Mariska starts with the problem of the lost book and how it may migrate through the library classifications, resulting in strange literary encounters. These encounters at the scale of the object are then persued as spatial encounters at the scale of the institution. She imagines a library is discovered in an apartment block, as if it were a lost book. Her ‘Depository’ is not so much a place of order, but a place for unexpected opportunities and pleasures. Her library shifts from public to intimate space and back, as can happen in the chapters of a book or the scenes in a film, but rarely happens so abruptly in buildings. Walls and other physical boundaries normally separating the institution from the domestic realm are replaced with ‘unfoldable bridges’, ‘unfoldable desks’ and walk-in-wardrobes. Narratives keep shifting, beds slide into walls, walls become seats and desks.

This is a process of constructive collision played out with architectural rigour.

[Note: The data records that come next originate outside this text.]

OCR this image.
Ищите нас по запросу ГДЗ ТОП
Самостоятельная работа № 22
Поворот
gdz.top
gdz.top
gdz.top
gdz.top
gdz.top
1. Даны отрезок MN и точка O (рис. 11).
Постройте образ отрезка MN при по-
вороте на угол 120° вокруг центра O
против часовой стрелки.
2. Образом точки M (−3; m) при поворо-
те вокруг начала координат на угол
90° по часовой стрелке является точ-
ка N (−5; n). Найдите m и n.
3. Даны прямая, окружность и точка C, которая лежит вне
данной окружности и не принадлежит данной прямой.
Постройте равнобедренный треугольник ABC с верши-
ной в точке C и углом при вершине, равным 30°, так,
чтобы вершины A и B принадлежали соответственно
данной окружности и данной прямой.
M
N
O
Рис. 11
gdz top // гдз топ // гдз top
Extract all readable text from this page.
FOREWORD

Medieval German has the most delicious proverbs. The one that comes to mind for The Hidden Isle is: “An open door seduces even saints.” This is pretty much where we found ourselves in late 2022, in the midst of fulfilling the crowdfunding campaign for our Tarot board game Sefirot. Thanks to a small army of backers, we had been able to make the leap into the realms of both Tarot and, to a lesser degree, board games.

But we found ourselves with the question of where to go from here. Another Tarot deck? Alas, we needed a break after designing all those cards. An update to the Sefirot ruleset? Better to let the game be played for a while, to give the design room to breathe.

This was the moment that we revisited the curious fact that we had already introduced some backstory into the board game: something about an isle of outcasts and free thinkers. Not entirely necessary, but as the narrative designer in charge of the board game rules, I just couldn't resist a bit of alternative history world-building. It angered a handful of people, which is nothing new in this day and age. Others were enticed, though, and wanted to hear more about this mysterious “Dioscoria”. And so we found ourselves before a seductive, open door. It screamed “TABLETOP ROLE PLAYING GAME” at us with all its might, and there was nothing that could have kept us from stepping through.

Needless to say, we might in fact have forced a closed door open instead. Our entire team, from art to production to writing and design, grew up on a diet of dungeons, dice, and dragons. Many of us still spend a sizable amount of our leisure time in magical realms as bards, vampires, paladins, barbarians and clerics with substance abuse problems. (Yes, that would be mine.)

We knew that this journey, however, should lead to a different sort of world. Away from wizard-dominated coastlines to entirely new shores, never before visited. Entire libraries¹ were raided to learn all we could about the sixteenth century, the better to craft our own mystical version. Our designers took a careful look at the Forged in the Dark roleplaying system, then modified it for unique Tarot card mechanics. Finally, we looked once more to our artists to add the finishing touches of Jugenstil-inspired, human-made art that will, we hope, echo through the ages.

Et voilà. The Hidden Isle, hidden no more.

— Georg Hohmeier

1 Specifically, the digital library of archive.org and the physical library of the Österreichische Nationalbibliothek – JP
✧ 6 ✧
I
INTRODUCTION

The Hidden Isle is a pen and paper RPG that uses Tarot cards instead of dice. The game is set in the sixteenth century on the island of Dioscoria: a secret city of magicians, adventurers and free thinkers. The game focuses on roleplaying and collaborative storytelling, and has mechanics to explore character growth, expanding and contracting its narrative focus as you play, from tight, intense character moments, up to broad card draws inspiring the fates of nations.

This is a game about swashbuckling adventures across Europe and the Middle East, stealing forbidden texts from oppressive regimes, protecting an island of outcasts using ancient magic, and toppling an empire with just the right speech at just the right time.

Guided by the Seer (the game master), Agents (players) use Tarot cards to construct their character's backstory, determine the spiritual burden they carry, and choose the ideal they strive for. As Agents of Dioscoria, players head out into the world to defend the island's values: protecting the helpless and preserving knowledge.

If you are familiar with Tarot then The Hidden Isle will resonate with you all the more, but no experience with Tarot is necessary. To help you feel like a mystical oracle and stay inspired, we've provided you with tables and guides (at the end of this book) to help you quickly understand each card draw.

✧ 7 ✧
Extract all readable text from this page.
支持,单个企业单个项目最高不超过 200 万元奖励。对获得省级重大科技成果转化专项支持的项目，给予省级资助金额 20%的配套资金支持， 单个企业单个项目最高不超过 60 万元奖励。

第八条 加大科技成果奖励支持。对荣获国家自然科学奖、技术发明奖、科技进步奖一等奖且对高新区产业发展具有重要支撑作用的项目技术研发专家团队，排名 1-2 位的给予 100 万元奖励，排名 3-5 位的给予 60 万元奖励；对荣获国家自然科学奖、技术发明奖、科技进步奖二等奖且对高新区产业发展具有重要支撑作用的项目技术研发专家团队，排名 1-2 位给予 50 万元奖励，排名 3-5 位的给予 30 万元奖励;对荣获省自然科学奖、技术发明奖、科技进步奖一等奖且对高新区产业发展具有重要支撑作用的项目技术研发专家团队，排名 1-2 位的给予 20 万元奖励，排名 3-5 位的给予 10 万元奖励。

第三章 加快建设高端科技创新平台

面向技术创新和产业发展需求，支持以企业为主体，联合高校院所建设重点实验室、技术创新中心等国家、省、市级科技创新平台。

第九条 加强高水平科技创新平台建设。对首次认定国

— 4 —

It is a clash of the mundane with the extraordinary, the library and the apartment becoming a sequence of spaces for adventure.

Architecturally, constraints are converted into possibilities by allowing a certain level of permeability between programmes.
We enjoyed playing Mariskas’ geometrical game where behaviour in a bookshelf is explored in a building: such that the behaviour of spaces and objects intermingle.